Advance Commercial Information (ACI)
        The governments of Canada, the United States and Mexico are developing and implementing ACI rules and procedures, which require the electronic submission of cargo information before an import shipment reaches the border of the destination country. ACI will apply to all modes of transportation, and is also being developed as an export requirement. The goal of ACI is to allow officials in each country to review cargo information in advance of arrival (or departure), in order to identify high-risk shipments that may pose a threat to security.

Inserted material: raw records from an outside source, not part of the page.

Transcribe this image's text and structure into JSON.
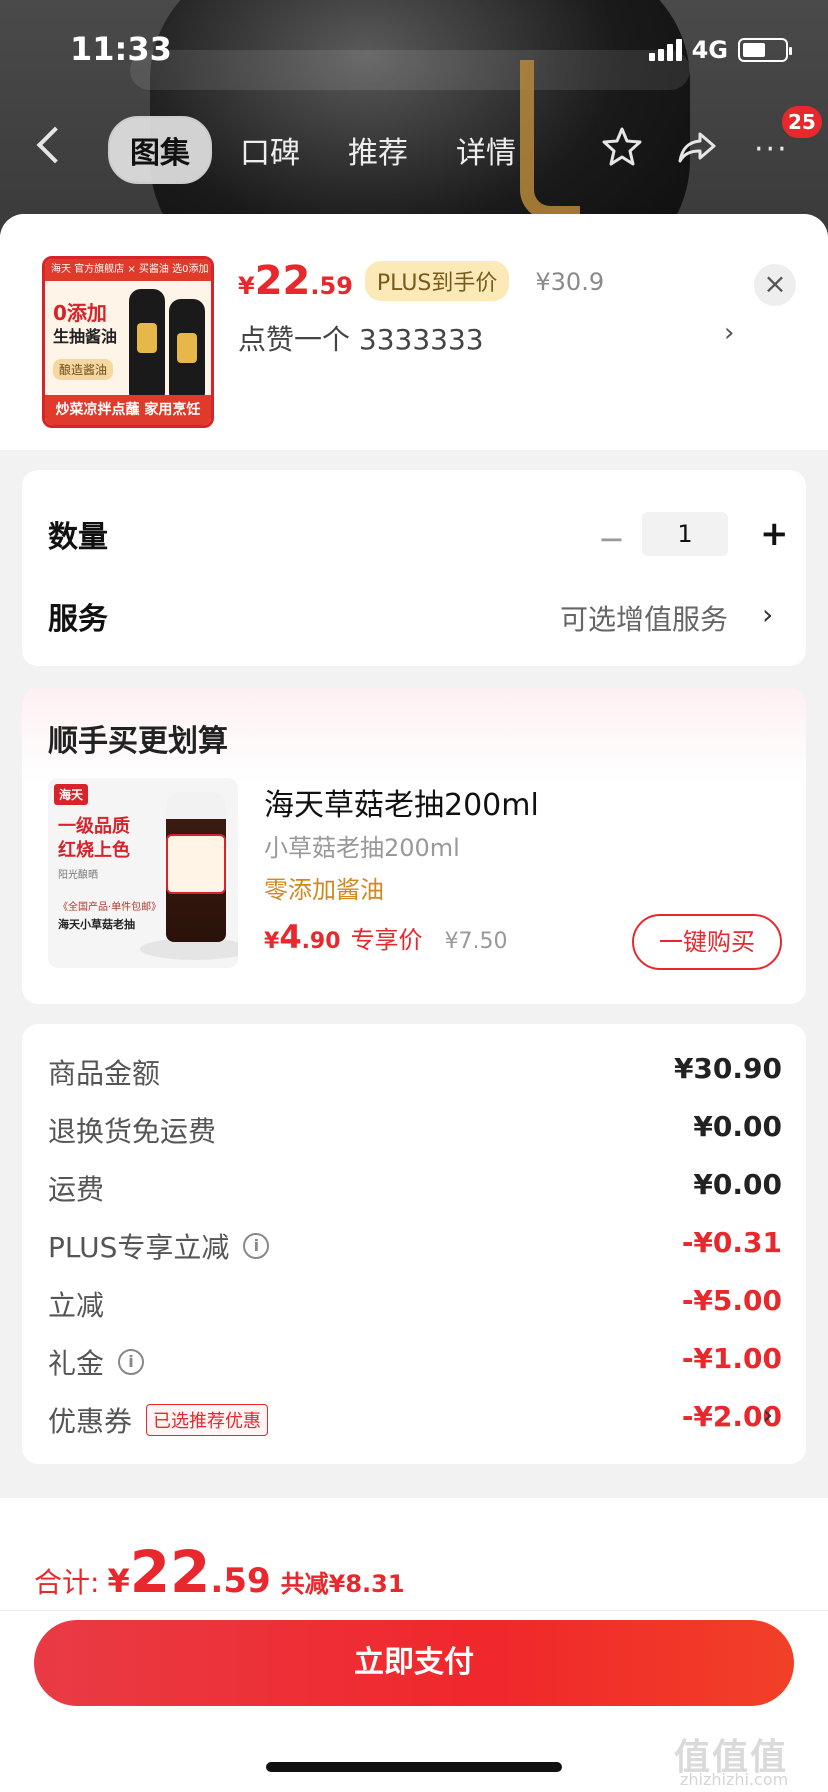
{
  "status_bar": {
    "time": "11:33",
    "network": "4G"
  },
  "nav": {
    "tabs": [
      "图集",
      "口碑",
      "推荐",
      "详情"
    ],
    "more_label": "···",
    "cart_badge": "25"
  },
  "product": {
    "thumb": {
      "top_strip": "海天 官方旗舰店 × 买酱油 选0添加",
      "headline": "0添加",
      "subline": "生抽酱油",
      "badge": "酿造酱油",
      "bottom_strip": "炒菜凉拌点蘸 家用烹饪"
    },
    "price_currency": "¥",
    "price_int": "22",
    "price_dec": ".59",
    "plus_label": "PLUS到手价",
    "original_price": "¥30.9",
    "like_text": "点赞一个  3333333",
    "like_chevron": "›",
    "close_label": "×"
  },
  "quantity": {
    "label": "数量",
    "minus": "−",
    "value": "1",
    "plus": "+"
  },
  "service": {
    "label": "服务",
    "value": "可选增值服务",
    "chevron": "›"
  },
  "addon": {
    "section_title": "顺手买更划算",
    "image": {
      "logo": "海天",
      "line1": "一级品质",
      "line2": "红烧上色",
      "line3": "阳光酿晒",
      "line4": "《全国产品·单件包邮》",
      "line5": "海天小草菇老抽"
    },
    "name": "海天草菇老抽200ml",
    "subtitle": "小草菇老抽200ml",
    "tag": "零添加酱油",
    "price_currency": "¥",
    "price_int": "4",
    "price_dec": ".90",
    "price_label": "专享价",
    "original_price": "¥7.50",
    "buy_button": "一键购买"
  },
  "summary": {
    "rows": [
      {
        "label": "商品金额",
        "value": "¥30.90"
      },
      {
        "label": "退换货免运费",
        "value": "¥0.00"
      },
      {
        "label": "运费",
        "value": "¥0.00"
      },
      {
        "label": "PLUS专享立减",
        "value": "-¥0.31"
      },
      {
        "label": "立减",
        "value": "-¥5.00"
      },
      {
        "label": "礼金",
        "value": "-¥1.00"
      },
      {
        "label": "优惠券",
        "value": "-¥2.00",
        "tag": "已选推荐优惠"
      }
    ],
    "info_glyph": "i",
    "chevron": "›"
  },
  "footer": {
    "total_label": "合计:",
    "total_currency": "¥",
    "total_int": "22",
    "total_dec": ".59",
    "total_saved": "共减¥8.31",
    "pay_button": "立即支付"
  },
  "watermark": {
    "text": "值值值",
    "sub": "zhizhizhi.com"
  },
  "colors": {
    "accent": "#e8282c",
    "plus_bg": "#fbe9b8",
    "addon_tag": "#d2871f"
  }
}
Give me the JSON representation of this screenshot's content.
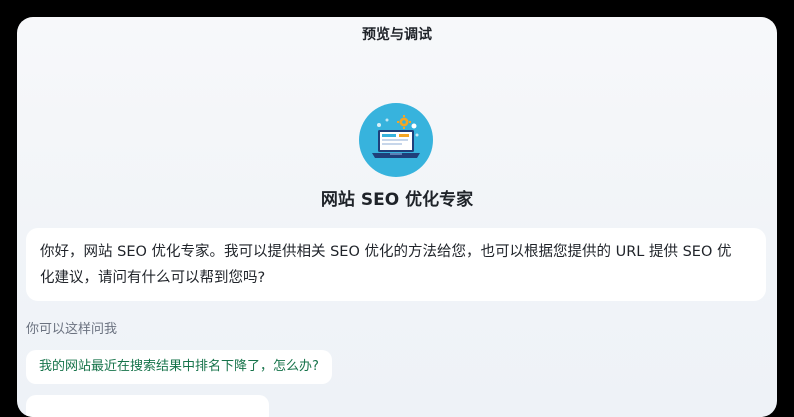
{
  "panel": {
    "title": "预览与调试"
  },
  "agent": {
    "name": "网站 SEO 优化专家",
    "avatar_icon": "laptop-seo-icon",
    "avatar_color": "#37b3dd"
  },
  "welcome": {
    "line1": "你好，网站 SEO 优化专家。我可以提供相关 SEO 优化的方法给您，也可以根据您提供的 URL 提供 SEO 优",
    "line2": "化建议，请问有什么可以帮到您吗?"
  },
  "suggestions": {
    "label": "你可以这样问我",
    "items": [
      "我的网站最近在搜索结果中排名下降了，怎么办?"
    ],
    "text_color": "#16734a"
  }
}
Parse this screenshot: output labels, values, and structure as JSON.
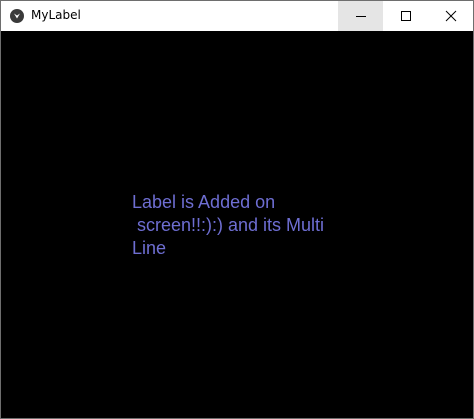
{
  "window": {
    "title": "MyLabel"
  },
  "content": {
    "label_text": "Label is Added on\n screen!!:):) and its Multi\nLine",
    "label_color": "#6e6ed2",
    "background_color": "#000000"
  },
  "icons": {
    "app": "kivy-app-icon",
    "minimize": "minimize-icon",
    "maximize": "maximize-icon",
    "close": "close-icon"
  }
}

        Traders are concerned about ACI because all of their trade chain partners may not have the capability to meet requirements for mandatory pre-arrival electronic transmission of information. They are also concerned about the investments needed to meet ACI requirements, and are looking for some certainty that low-risk shipments will move smoothly across borders once ACI processes are in place.

The role of customs brokers
        The customs broker’s primary responsibility is to work with clients to support compliance with customs rules and regulations in the most efficient, cost-effective way possible. As information reporting requirements become more complex, and client concerns with the speed and efficiency of supply chain flows become more demanding, brokers have become increasingly involved in all aspects of client operations. They work with the client’s business partners -- suppliers, carriers, forwarders, and others – to ensure that the technology and procedures are in place to meet both business and regulatory demands.
        As a result, customs brokers play an increasingly important role in representing their clients’ interests in consultations on new customs rules, regulations and procedures.